The issue here is that this type of logic is not only flawed but extremely dangerous. And, as more people get sick and numbers go up, it slows down the ability of communities and local economies to open up.
Instead of spreading immunity, the COVID-19 parties could cause a spike in cases and lead people to suffer from severe symptoms including death. After all, there is no way to predict how anyone’s body will respond to the coronavirus.
Another issue is that people who are not concerned about getting the virus could spread it to someone who does not want to get it because of a pre-existing condition or being immunocompromised. There have been at least two areas in the country, in Lagos and in Abuja, where this is taking place and possibly even more as not all cases are been reported.
As COVID-19 keeps spreading, most people try to avoid catching it but health officials are starting to worry that some people may be trying to catch it on purpose. Their goal is to build population immunity through a herd immunity strategy.
The problem is even more worrisome as there is need to preempt a lot of people getting the coronavirus all at once. This is because we obviously do not have the potential to handle such magnitude of cases that would no doubt overwhelm the healthcare system. This would in turn leave some people without much-needed healthcare.

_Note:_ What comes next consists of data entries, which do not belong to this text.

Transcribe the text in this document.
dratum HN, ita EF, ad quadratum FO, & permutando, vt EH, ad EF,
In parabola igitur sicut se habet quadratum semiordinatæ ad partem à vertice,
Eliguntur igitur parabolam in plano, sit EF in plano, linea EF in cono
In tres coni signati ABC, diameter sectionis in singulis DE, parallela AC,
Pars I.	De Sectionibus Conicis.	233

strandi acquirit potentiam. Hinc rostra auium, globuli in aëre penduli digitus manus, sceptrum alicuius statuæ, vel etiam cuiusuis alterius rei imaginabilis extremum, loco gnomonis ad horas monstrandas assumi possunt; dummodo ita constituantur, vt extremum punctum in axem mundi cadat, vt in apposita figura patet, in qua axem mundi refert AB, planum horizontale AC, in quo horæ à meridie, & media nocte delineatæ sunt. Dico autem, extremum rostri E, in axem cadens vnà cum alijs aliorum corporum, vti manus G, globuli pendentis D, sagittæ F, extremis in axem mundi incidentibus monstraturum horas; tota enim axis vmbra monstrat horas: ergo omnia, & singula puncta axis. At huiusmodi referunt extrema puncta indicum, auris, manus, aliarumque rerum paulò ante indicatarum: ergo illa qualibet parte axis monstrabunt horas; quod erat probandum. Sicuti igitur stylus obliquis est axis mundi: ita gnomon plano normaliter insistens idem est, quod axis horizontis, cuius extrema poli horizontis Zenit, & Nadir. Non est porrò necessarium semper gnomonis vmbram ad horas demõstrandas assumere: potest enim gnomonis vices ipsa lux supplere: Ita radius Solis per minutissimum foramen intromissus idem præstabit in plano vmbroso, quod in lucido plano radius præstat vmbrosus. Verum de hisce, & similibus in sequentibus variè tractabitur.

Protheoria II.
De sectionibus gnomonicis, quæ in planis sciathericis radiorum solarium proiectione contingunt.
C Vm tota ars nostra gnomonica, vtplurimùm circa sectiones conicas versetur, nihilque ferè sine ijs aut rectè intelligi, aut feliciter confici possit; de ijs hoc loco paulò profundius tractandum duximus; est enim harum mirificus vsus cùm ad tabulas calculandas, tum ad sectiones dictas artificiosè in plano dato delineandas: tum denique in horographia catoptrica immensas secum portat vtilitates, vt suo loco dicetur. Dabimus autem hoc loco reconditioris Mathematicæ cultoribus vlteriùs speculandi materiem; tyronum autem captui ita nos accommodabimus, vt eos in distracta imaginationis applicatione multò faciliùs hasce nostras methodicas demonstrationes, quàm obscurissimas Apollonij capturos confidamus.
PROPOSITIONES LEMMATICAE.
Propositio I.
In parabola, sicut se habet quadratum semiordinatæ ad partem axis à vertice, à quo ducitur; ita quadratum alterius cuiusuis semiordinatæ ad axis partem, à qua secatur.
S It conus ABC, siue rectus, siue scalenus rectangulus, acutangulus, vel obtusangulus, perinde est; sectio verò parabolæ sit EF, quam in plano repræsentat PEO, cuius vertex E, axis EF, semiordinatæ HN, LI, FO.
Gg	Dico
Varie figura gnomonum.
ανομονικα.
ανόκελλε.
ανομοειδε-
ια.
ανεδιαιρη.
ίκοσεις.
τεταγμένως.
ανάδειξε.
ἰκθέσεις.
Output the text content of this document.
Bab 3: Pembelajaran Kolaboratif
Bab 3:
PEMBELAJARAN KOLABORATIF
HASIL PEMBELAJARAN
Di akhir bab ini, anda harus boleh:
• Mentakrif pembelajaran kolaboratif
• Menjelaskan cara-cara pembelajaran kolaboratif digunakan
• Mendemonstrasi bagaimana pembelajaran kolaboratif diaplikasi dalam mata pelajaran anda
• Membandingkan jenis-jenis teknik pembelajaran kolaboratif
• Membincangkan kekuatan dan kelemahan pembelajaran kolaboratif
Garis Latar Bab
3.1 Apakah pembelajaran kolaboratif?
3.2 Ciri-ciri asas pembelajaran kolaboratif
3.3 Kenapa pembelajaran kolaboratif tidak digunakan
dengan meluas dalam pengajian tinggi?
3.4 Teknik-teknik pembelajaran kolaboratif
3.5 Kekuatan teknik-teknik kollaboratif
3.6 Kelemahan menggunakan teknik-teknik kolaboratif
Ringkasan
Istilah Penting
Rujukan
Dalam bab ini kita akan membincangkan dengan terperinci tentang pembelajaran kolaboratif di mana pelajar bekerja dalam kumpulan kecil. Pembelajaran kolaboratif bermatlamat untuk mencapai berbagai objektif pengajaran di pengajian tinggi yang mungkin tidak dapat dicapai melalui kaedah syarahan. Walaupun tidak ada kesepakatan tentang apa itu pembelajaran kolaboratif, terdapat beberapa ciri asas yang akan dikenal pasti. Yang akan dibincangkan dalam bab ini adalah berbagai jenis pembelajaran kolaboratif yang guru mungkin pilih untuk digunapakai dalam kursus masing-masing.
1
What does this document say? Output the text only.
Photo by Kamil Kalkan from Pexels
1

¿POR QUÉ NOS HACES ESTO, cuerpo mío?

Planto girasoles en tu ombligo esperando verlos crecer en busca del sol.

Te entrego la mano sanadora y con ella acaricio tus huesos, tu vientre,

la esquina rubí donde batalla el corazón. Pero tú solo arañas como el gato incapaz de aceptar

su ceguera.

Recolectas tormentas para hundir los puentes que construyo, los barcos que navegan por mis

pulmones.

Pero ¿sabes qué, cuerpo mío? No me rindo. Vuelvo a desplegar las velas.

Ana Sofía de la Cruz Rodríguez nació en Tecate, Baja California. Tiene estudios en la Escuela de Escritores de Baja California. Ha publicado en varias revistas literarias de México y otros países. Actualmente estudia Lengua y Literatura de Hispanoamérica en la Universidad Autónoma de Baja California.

We should not forget the old adage that says, “Prevention is better than cure”. Even if few got the disease over time, they are more likely to receive better healthcare because the number would unarguably be manageable. Better still, the manageable number of patients, peradventure, it turned out as been opined in this piece, would give room for more research and information that can be made available as we are been threatened by the pandemic.
To me there is no sorrow to dance away during this period of COVID-19 pandemic. While it is normal to want to see family and friends again after social distancing for so long, it’s important to take the necessary steps to protect ourselves and others. Intentionally exposing oneself or that of his or her family to the coronavirus is not going to get rid of COVID-19, and it is not going to help the country to speed through the process. In fact, it may slow it down.
To this end, it is expedient to opine that there is no doubt that everyone wants to go back to normal. But we cannot make COVID-19 disappear by seemingly becoming infected on purpose any more than we can wish it away. Consequently, the best course of action is to adapt to the new normal while finding creative ways to enjoy life while still staying safe.
Isaac Asabor is a Public Affairs Analyst.